3. Bölge adliye mahkemesinin kaldırma kararı öncesinde dava konusu taşınmazın m² birim fiyatı 18,64 TL olarak tespit edilmiş olup, ilk derece mahkemesi kararı davacı idare vekilinin istinaf istemi üzerine kaldırıldığı halde, davacı idare lehine oluşan usuli kazanılmış hak ilkesi ihlal edilerek, kaldırma kararı sonrası yeniden yapılan yargılamada 19,51 TL/m² birim fiyatı üzerinden hesaplama yapan bilirkişi raporu esas alınarak yazılı şekilde hüküm kurulması doğru görülmemiştir.

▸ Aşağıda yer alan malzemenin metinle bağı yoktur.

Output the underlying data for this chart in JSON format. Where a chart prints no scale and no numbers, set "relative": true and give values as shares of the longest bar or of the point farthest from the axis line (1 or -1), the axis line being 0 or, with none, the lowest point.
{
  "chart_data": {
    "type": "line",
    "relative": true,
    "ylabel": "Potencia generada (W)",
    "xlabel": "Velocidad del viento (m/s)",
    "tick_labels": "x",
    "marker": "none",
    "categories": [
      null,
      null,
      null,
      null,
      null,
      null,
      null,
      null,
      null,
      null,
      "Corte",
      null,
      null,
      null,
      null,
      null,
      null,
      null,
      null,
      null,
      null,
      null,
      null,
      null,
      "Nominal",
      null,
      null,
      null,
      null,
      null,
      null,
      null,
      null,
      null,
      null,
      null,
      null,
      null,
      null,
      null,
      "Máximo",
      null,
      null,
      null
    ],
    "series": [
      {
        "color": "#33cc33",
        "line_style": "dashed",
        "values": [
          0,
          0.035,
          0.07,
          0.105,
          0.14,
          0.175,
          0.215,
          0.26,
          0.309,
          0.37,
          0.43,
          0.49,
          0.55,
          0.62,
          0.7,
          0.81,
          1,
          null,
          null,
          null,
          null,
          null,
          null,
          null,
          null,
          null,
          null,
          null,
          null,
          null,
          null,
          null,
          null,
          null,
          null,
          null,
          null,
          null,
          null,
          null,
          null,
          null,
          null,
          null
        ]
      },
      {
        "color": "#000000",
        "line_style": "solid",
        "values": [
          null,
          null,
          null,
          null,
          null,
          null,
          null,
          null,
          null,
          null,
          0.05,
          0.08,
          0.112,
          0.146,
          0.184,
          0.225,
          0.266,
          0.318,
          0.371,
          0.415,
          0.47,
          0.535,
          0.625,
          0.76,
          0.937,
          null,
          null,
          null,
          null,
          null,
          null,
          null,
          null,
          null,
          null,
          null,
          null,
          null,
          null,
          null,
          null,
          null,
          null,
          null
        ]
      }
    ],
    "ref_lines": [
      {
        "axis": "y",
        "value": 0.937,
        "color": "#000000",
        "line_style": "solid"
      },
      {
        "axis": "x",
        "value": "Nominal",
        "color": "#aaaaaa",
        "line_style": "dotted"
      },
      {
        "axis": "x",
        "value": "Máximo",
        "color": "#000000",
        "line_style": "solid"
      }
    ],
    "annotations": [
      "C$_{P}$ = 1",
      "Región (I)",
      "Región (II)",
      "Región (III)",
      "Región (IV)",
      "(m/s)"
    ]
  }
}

Ne var ki bu hatanın giderilmesi yeniden yargılama yapılmasını gerektirmediğinden 6100 sayılı Kanun’un 370 inci maddesinin ikinci fıkrası hükmü uyarınca kararın düzeltilerek onanması gerekir.
VI. KARAR
Açıklanan sebeplerle;
1. Davalı tarafın tüm, davacı tarafın diğer temyiz itirazlarının reddine,
2. Davacı tarafın Bölge Adliye Mahkemesi kararına yönelik temyiz itirazının kabulü ile Bölge Adliye Mahkemesi kararının hüküm fıkrasının (II) harfi ile gösterilen bendinin (1) numaralı alt bendinde yer alan “5.665,23” sayısının hükümden çıkartılmasına, yerine “5.432,40” sayısının yazılmasına, (2) numaralı alt bendinde yer alan “28.592,23” sayısının çıkartılmasına, yerine “28.825,05” sayısının yazılması suretiyle DÜZELTİLEREK ONANMASINA,
Davacı idareden peşin alınan temyiz harcının istenildiğinde iadesine, davalıdan alınması gereken 886,70 TL temyize başvurma harcından peşin alınan 162,10 TL harcın mahsubu ile bakiye 724,60 TL temyiz başvuru harcının alınmasına, davalıdan peşin alınan temyiz harcının Hazineye irat kaydedilmesine,
Dosyanın İlk Derece Mahkemesine, kararın bir örneğinin Bölge Adliye Mahkemesine gönderilmesine,25.01.2023 tarihinde oy birliğiyle karar verildi.